“Then I suggest you do so this evening. I am concerned for him.”
“As you wish, my queen.” I waited. Surely that was not what she had called me here to say.
After a moment she sighed. “Fitz. I am alone here as I have never been before. Cannot you call me Kettricken and treat me as a person for a bit?”
The sudden change in tone took me off balance. “Certainly,” I replied, but my voice was too formal. Danger, Nighteyes whispered.
Danger? How?
This is not your mate. This is the leader’s mate.
It was like finding an aching tooth with your tongue. The knowledge jarred through me. There was a danger here, one to guard against. This was my queen, but I was not Verity and she was not my love, no matter how my heart set to beating at the sight of her.
But she was my friend. She had proven that in the Mountain Kingdom. I owed her the comfort that friends owe one another.

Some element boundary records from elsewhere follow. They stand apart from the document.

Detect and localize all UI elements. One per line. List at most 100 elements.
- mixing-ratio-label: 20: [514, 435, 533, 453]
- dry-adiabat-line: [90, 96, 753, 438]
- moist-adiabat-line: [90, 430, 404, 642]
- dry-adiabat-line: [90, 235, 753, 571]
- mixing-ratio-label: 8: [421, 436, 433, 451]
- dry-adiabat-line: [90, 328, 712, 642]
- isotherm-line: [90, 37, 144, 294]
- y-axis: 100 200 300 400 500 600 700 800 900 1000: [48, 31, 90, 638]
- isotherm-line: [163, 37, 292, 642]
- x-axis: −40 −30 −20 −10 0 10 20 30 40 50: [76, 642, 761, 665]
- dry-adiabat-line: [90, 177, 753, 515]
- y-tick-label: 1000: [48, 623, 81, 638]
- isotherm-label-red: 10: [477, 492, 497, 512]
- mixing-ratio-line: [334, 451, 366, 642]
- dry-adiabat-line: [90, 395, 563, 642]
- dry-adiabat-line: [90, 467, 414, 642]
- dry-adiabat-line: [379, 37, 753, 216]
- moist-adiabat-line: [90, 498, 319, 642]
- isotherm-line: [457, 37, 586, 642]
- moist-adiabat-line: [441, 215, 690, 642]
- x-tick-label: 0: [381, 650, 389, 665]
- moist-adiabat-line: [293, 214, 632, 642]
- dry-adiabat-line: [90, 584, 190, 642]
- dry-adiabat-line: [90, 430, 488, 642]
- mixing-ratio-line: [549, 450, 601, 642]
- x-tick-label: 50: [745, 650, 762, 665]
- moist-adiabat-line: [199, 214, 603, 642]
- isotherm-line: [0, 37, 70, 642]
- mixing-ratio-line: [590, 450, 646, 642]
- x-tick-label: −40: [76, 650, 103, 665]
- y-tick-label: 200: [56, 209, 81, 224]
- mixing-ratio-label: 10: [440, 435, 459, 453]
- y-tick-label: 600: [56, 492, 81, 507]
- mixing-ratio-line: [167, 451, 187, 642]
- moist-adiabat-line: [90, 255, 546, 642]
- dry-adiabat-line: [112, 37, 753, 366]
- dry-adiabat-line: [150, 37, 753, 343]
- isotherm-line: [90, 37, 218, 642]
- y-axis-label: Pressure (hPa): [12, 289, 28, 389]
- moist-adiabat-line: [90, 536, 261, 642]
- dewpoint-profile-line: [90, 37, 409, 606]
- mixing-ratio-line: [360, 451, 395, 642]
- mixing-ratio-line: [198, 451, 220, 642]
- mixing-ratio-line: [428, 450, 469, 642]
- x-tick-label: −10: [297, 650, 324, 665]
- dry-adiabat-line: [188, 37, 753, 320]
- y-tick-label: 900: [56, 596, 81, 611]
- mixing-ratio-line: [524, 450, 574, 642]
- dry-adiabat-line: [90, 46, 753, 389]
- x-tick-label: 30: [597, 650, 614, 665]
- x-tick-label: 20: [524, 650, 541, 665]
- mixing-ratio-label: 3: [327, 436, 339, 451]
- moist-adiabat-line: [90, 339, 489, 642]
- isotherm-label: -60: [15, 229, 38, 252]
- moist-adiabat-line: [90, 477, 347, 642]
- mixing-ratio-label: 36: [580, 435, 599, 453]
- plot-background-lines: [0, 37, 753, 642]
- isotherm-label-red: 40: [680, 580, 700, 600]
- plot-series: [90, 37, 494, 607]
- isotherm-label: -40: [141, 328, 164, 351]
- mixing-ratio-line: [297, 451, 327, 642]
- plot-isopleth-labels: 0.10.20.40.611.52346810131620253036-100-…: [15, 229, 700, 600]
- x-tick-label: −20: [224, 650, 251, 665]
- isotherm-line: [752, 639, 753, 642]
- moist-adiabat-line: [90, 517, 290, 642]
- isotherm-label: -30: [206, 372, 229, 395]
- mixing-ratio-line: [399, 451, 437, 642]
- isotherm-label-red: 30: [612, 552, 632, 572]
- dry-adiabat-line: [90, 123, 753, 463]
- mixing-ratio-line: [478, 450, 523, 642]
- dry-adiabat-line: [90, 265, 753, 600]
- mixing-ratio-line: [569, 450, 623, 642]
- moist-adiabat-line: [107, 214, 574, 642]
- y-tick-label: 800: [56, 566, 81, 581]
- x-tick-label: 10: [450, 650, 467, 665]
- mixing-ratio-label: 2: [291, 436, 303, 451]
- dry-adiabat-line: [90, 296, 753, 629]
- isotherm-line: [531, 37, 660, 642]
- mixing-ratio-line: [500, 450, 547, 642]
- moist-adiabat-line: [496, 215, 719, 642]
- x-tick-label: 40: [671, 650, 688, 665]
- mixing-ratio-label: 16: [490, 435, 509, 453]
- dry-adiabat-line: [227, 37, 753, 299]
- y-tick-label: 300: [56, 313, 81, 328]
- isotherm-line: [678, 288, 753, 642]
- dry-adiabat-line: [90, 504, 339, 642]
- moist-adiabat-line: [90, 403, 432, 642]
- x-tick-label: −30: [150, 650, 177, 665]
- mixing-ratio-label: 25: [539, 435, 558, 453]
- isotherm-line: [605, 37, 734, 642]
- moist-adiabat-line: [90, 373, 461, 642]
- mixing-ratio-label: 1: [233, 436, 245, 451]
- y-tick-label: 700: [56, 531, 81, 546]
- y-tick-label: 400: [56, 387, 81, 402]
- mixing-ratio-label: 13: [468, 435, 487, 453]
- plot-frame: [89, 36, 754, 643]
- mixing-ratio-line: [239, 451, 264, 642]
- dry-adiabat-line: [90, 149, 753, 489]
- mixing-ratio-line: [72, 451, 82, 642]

“I went to see the King,” she told me. She gestured me to sit and took a chair of her own across the hearth from me. Rosemary fetched her little stool to sit at Kettricken’s feet. Despite our being alone in the room, the Queen lowered her voice and leaned toward me as she spoke. “I asked him directly why I had not been summoned when the rider came in. He seemed puzzled by my question. But before he could even begin an answer, Regal came in. He had come in haste, I could tell. As if someone had run to tell him I was there, and he had immediately dropped everything to come.”
I nodded gravely.
“He made it impossible for me to speak to the King. Instead, he insisted on explaining it all to me. He claimed that the rider had been brought directly to the King’s chamber, and that he had encountered the messenger as he came to visit his father. He had sent the boy to rest while he talked with the King. And that together they had decided that nothing could be done now. Then Shrewd had sent him to announce that to the boy and the gathered nobles, and to explain to them the state of the treasury. According to Regal, we are very near on the brink of ruin, and every penny must be watched. Beam must look out for Beam’s own, he told me. And when I asked if Beam’s own were not Six Duchies folk, he told me that Beam had always stood more or less on its own. It was not rational, he said, to expect that Buck could guard a coast so far to the north of us, and so long. Fitz, did you know that the Near Islands had already been ceded to the Raiders?”